In his latest Alertbox, usability expert Jakob Nielson focuses on what he calls “one of the oldest principles of human-computer interaction,” namely, that users treat things grouped close together on the screen as related. The converse is also true: they treat things left far apart as unrelated, and can therefore easily miss a button or a check box they need to complete an action.
I know this has happened to me more times than I can count. I’m trying to buy something online or merely fill out a form, and I get stopped because I’ve missed a “Terms and Conditions” box way down the page, or failed to see that I needed to fill in a Captcha code. That’s a problem because, as we’ve mentioned in the past, anything more than a one-second delay can interrupt a user’s train of thought and lead him or her to go surf somewhere else. Some delays are unavoidable, but of course those that can be avoided, should be.

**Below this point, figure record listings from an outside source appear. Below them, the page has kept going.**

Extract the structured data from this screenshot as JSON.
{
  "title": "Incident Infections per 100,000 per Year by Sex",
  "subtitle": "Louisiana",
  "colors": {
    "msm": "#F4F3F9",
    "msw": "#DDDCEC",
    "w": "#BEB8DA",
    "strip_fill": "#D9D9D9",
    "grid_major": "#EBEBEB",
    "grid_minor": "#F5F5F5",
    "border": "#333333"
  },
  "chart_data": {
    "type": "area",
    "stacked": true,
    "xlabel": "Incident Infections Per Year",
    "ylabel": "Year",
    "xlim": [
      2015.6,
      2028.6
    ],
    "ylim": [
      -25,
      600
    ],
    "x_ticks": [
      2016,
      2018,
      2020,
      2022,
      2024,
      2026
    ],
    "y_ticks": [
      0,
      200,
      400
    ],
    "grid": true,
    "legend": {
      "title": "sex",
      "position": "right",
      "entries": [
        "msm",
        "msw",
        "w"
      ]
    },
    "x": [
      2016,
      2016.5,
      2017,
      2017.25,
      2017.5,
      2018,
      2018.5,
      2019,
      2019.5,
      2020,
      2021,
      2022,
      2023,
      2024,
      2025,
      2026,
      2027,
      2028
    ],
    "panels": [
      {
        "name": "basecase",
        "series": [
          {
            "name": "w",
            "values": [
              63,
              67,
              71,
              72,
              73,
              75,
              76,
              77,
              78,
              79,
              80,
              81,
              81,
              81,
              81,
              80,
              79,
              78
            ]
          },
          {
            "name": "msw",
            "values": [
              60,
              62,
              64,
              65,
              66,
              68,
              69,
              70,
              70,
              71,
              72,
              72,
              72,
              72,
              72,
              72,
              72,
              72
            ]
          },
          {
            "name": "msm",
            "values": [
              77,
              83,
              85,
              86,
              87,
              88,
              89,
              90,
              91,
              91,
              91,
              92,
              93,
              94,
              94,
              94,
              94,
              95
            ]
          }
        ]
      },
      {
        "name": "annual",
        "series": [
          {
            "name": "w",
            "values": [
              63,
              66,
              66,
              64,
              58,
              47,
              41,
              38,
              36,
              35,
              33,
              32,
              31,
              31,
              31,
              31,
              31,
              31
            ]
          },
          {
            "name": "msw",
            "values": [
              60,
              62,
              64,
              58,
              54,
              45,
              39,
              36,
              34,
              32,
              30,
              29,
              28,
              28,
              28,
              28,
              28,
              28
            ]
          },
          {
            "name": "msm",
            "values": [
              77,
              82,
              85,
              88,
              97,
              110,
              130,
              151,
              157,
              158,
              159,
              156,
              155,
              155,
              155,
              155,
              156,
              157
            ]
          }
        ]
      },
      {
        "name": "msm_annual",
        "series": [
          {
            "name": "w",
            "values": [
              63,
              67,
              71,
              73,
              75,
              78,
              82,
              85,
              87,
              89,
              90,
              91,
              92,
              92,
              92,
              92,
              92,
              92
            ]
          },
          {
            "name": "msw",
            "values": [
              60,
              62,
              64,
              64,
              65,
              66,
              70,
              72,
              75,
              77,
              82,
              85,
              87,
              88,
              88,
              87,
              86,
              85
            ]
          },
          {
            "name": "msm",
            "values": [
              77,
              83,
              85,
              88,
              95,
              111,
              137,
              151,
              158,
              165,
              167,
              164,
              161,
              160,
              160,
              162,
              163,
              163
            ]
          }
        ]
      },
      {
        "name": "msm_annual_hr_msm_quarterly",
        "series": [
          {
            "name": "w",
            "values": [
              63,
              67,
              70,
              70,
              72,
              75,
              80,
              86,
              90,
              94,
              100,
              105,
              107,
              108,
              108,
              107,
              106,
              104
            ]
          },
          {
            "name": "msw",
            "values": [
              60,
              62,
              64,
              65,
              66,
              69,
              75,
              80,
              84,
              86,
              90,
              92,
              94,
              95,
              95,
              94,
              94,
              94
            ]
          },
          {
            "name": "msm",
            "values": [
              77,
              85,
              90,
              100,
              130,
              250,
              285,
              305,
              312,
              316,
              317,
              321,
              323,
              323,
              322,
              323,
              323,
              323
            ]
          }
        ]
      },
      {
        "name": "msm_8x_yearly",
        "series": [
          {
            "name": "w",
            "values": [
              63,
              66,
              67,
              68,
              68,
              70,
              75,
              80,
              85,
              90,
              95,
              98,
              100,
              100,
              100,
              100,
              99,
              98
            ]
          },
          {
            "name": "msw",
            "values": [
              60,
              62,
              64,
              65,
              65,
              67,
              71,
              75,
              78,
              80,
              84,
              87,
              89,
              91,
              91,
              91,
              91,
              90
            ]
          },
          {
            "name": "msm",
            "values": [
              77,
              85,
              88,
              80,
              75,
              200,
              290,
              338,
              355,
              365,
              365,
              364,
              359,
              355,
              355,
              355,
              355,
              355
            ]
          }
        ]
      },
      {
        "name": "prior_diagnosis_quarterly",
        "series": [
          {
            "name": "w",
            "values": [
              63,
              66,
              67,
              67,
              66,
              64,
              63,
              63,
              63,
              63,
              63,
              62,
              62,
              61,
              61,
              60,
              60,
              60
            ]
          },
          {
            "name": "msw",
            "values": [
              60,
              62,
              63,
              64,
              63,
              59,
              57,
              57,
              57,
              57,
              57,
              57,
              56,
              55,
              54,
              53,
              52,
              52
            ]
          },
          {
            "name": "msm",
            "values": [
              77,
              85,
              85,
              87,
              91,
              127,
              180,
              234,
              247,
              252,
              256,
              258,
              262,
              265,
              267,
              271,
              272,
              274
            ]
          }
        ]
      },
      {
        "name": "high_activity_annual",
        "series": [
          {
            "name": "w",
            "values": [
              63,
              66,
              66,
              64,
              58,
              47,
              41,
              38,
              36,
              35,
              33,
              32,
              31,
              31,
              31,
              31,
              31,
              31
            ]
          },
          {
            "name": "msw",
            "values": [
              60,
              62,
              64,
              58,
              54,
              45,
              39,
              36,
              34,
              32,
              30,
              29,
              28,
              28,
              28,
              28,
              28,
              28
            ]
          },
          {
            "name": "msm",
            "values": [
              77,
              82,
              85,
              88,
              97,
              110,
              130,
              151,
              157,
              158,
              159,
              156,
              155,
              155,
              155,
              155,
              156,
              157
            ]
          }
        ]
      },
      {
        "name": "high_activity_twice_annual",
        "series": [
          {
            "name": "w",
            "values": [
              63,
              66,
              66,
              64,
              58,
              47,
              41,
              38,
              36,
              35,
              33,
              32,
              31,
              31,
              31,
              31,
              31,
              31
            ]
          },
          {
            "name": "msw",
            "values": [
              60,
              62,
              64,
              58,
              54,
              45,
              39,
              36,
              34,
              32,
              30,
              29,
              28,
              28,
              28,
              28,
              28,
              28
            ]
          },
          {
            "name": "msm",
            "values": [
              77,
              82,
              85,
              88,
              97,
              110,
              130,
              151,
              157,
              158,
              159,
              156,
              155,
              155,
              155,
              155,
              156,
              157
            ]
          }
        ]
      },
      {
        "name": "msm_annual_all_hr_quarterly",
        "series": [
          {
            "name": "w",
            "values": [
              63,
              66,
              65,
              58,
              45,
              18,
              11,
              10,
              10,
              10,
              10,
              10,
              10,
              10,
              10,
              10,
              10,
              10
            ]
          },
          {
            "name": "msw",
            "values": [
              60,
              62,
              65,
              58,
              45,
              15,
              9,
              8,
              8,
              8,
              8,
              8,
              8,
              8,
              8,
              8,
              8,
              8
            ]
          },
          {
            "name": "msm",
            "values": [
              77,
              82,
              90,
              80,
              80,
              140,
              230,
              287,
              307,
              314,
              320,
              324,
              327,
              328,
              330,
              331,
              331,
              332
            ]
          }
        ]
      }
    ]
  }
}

Nielsen takes his own example from Apple’s iTunes software for upgrading iPhone apps. There is a button for updating all apps at once, but it’s located all the way at the bottom right-hand corner of a mostly empty screen of app icons, where it can be overlooked. The result, says Nielsen, is that “Several months after getting an iPhone, I still thought users had to manually check each application icon one at a time.”
He suspects that the problem might have been overlooked because in testing, Apple might have used a screen filled up with app icons, which would have put the relevant button much closer to the last of them. To him, this “shows the importance of including a range of realistic configurations and sample data, both during user testing and in design reviews.”
Nielsen probably assumes an even more basic recommendation goes without saying: to do significant user testing before releasing a new web interface in the first place. It is safe to assume that Apple, because they’re Apple, did. But many small businesses, in particular, don’t. They don’t feel they have the budget or the time. And they certainly don’t have the budget to do the same kind of testing as Apple. But that doesn’t mean they can afford to do nothing. Even a small business can cajole colleagues into surfing around a new website to test out its features before it goes live.